2. you are pointing to one pathological workload to make a point that vector performance is always better than lists?

tptacek · on Jan 20, 2013

The book _C Interfaces and Implementation_ is nothing but library interfaces like this and their implementations.

You are, for whatever it's worth, better off defaulting to a variable-length array than to a linked list.

spinlocked · on Jan 20, 2013

"insertions to the end of a variable-length array are very fast"

really tptacek? its O(1) ammortized over time, and when N grows it becomes really slow because it involves reallocation and a linear copy of all elements.

marshray · on Jan 20, 2013

You have a magic allocator for your list nodes that does better than O(1) amortized?

shrughes · on Jan 20, 2013

Being better than O(n) worst case is the target here, not O(1) amortized. For example, O(1) amortized and O(log n) worst case is a thing.

spinlocked · on Jan 20, 2013

Do you need magic to create an O(1) allocator for a pool of fixed size objects?

marshray · on Jan 20, 2013

Yes, when (as in the general case of std::list) the number of objects is not known in advance.

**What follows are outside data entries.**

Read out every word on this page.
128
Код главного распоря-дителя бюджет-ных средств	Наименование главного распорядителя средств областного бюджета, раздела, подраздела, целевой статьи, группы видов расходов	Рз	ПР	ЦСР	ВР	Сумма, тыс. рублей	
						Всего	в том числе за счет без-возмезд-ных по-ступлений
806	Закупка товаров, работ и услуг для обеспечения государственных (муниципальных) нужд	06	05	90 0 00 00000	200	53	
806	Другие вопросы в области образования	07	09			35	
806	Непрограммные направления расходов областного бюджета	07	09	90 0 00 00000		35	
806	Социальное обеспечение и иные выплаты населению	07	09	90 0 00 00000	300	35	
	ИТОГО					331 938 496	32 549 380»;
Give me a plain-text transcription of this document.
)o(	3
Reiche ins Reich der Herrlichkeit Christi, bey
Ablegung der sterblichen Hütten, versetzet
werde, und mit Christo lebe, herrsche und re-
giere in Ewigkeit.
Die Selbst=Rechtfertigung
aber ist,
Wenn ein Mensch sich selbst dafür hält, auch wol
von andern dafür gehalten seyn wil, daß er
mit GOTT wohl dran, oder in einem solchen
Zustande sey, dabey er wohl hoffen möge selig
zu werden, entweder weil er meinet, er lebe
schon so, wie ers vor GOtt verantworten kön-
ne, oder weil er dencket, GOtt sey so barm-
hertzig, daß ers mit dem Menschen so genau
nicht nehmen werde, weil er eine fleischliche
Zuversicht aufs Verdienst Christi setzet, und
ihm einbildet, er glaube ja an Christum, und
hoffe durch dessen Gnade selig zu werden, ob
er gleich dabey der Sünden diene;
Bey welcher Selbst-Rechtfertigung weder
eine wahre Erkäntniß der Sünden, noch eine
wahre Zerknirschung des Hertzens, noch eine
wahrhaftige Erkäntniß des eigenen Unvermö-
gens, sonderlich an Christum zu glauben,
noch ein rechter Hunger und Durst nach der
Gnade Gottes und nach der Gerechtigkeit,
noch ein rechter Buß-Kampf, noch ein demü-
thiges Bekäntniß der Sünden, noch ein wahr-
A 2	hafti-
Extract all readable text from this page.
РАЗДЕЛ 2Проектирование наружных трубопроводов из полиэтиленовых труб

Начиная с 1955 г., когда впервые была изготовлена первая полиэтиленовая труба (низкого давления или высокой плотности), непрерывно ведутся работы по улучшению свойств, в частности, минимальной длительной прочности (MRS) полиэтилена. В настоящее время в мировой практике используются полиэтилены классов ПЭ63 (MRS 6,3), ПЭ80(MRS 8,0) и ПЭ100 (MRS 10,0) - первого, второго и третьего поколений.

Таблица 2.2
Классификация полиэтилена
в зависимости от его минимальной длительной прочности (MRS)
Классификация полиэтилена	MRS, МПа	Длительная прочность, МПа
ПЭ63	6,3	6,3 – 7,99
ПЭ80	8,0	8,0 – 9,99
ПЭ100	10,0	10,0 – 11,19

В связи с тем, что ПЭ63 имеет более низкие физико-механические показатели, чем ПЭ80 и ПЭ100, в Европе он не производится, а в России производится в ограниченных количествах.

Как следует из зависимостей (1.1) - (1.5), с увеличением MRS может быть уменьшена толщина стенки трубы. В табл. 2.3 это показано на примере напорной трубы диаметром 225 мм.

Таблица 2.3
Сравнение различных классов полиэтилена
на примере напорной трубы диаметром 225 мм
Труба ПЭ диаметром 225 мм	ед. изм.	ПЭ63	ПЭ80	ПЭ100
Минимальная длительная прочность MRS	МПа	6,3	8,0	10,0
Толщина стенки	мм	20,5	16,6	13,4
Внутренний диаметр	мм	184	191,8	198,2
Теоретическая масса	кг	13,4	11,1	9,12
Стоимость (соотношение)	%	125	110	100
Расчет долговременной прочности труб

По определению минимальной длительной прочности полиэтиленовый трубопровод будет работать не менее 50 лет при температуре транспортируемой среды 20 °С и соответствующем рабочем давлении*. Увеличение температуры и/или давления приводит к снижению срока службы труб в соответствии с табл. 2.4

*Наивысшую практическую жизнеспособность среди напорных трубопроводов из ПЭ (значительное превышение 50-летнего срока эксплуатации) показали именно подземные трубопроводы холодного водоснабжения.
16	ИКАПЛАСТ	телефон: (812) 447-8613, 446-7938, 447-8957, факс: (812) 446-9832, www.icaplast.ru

spinlocked · on Jan 20, 2013

true. however, libstdc++ implements __pool_alloc for a reason.

afhof · on Jan 20, 2013

Someone wants to know about linked lists, and your comment is to use some other data structure that has a different purpose?

tptacek · on Jan 20, 2013

Different purpose?

afhof · on Jan 20, 2013

Linked lists are good for adding and removing elements. Variable length arrays are good for allocating a known amount of space at runtime.

tptacek · on Jan 20, 2013

The "variable" in "variable length" describes the fact that you don't know how much space you need, and insertions to the end of a variable-length array are very fast. I can see why you thought my comment was weird, now.

chj · on Jan 20, 2013

Some simple suggestions:

1. Please align the asterisks properly. It hurts eyes.

2. Access by index?

3. Iterator (callback on each element)

4. use 'init' instead of 'initialize'. Extra typing hurts fingers.

afhof · on Jan 20, 2013

On the front page, "test.c" is listed twice. Should it be "list.c" ?

AncoraImparo · on Jan 20, 2013

I will fix, I hadn't realized! Thankyou!

categorykni · on Jan 20, 2013

This is week-one stuff of a CS degree or on the job training. If you don't know this you shouldn't be programming.

AncoraImparo · on Jan 20, 2013

Not everyone went to university, and people have to learn from somewhere. It is also only an introduction, there will be more complicated data structures shown soon, and algorithms. No point in jumping into the heavier stuff. Trying to help people who are new to C.

stuffihavemade · on Jan 20, 2013

Is it appropriate for Hacker News though? It fits better on http://www.reddit.com/r/learnprogramming

AncoraImparo · on Jan 20, 2013

See, thats more constructive! :) I figured it belonged here, especially since a lot of people are probably still interested in learning things like this, I was not aware of a reddit for this.

marshray · on Jan 20, 2013

There's nothing wrong with someone taking the time to write a week-one CS degree blogpost.

spinlocked · on Jan 20, 2013

Did you create a new account solely to bash this guy?

littlejdu · on Jan 20, 2013

I use a Chrome plugin that creates a new account each time I post a comment. I use a proxy that means HN can't track the number of accounts I've created. Keeps my privacy.